Sunday, December 21, 2008

The Only Tree

(A "family" of cedar trees which caught my eye on one of my daily walks ... and stirred memories)

We are rooted in the places of our beginning.

Oh, we may develop tendrils as we reach for new ideas, seek new adventures, pursue careers. We may even become "tumbleweeds," traveling the countryside ... perhaps visiting ... and even settling ... abroad.


But our roots remain in those places where we began, and this is apparent to us when we sit quietly, thinking ,,. really just thinking.


One example, in my case, involves Christmas trees. Ours was always a cedar tree, because they grew so abundantly on the hills overlooking our home. It was a special treat to go trudging out with Grandpa ... a few days before Christmas ... to pick just the right tree ... not too tall ... not too skinny ... for our living room.


There was just something about the smell of cedar filling the whole house.

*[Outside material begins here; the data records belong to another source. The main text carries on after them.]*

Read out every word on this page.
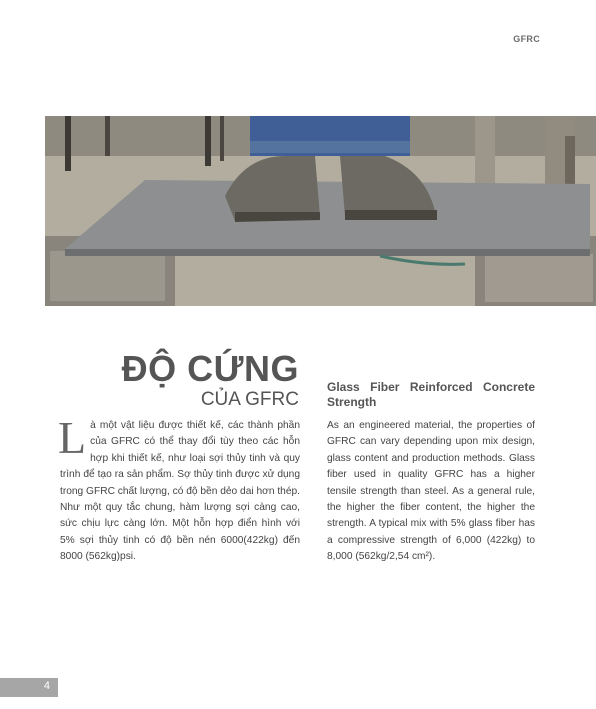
GFRC
ĐỘ CỨNG
CỦA GFRC
Là một vật liệu được thiết kế, các thành phần của GFRC có thể thay đổi tùy theo các hỗn hợp khi thiết kế, như loại sợi thủy tinh và quy trình để tạo ra sản phẩm. Sợ thủy tinh được xử dụng trong GFRC chất lượng, có độ bền dẻo dai hơn thép. Như một quy tắc chung, hàm lượng sợi càng cao, sức chịu lực càng lớn. Một hỗn hợp điển hình với 5% sợi thủy tinh có độ bền nén 6000(422kg) đến 8000 (562kg)psi.
Glass Fiber Reinforced Concrete Strength
As an engineered material, the properties of GFRC can vary depending upon mix design, glass content and production methods. Glass fiber used in quality GFRC has a higher tensile strength than steel. As a general rule, the higher the fiber content, the higher the strength. A typical mix with 5% glass fiber has a compressive strength of 6,000 (422kg) to 8,000 (562kg/2,54 cm²).
4
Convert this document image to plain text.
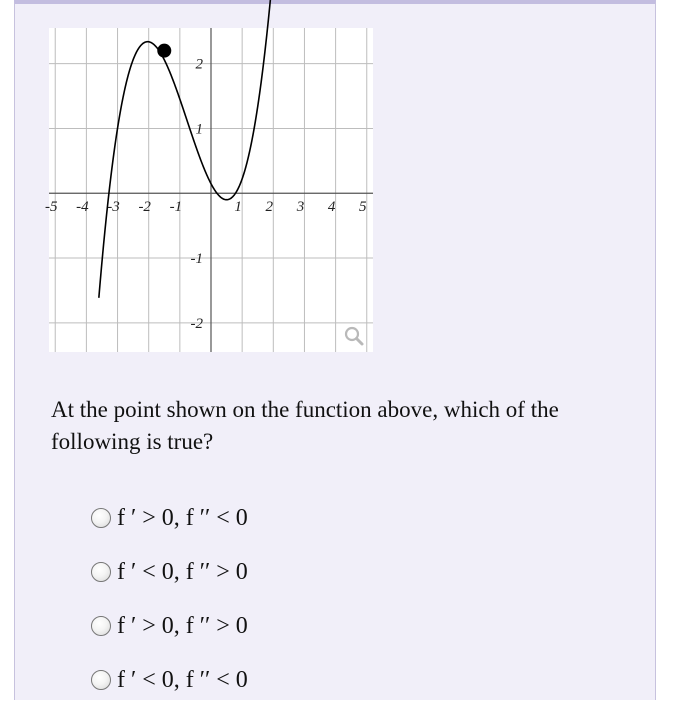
-5 -4 -3 -2 -1	1 2 3 4 5
2
1
-1
-2
At the point shown on the function above, which of the following is true?
f ′ > 0, f ′′ < 0
f ′ < 0, f ′′ > 0
f ′ > 0, f ′′ > 0
f ′ < 0, f ′′ < 0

When I saw another kind of Christmas tree ... on my first visit to Chicago, which seemed so distant, like another planet ... I couldn't believe THAT was their Christmas tree.


It didn't look like OUR tree at all. Its branches seemed almost bare, compared to what I had been accustomed to. It didn't have that cedar smell. And it certainly didn't have the bird's nest which I had come to expect to find somewhere in our tree.


Oh, I've finally come around to accepting other kinds of Christmas trees ... even the artificial models ... but I still find myself thinking about those other trees from my early years.


The poem:


THE ONLY TREE


I grew up believing
that a cedar was
the only true tree
for Christmas,
plain, struggling
stubbornly
on hillside clay,
having so much
in common
with folks like us.
© 1996
(originally published in Capper's)

Today's word: cedar
Afterthoughts ... in response to your comments:
Thank you, Helen, for those additional thoughts in regard to the cedar tree's role in your Christmases, especially that particular homecoming. When one of my poems strikes such a responsive chord, I know I've done something right ... and that's a good feeling, too. Best wishes.

1 comment:

Anonymous said...

Your poem takes me to a lovely place with lovely smells. I too, thought a cedar was the only REAL Christmas tree. When I was gone from home the first year and was back for Christmas, my Daddy had bought a spruce, or some sort of tree I didn't expect. I quietly cried. I've always wanted to have a poker face, but not to be! The folks could feel my reaction, although my words said, "It's pretty". After visiting friends, I came back and, there,in the place of the "Charlie Brown tree" was a lovely big cedar, the ONLY real Christmas tree. I felt at home. I've learned to survive without a Cedar Christmas tree as I have learned to with the many things we have to accept. Your poem made me feel sad, in ways, but homey and lovely, in other ways. The lovely comfortable feeling wih the memories it brought out...well, I'll take those with me inside. Reading this poem makes me know I'm not alone.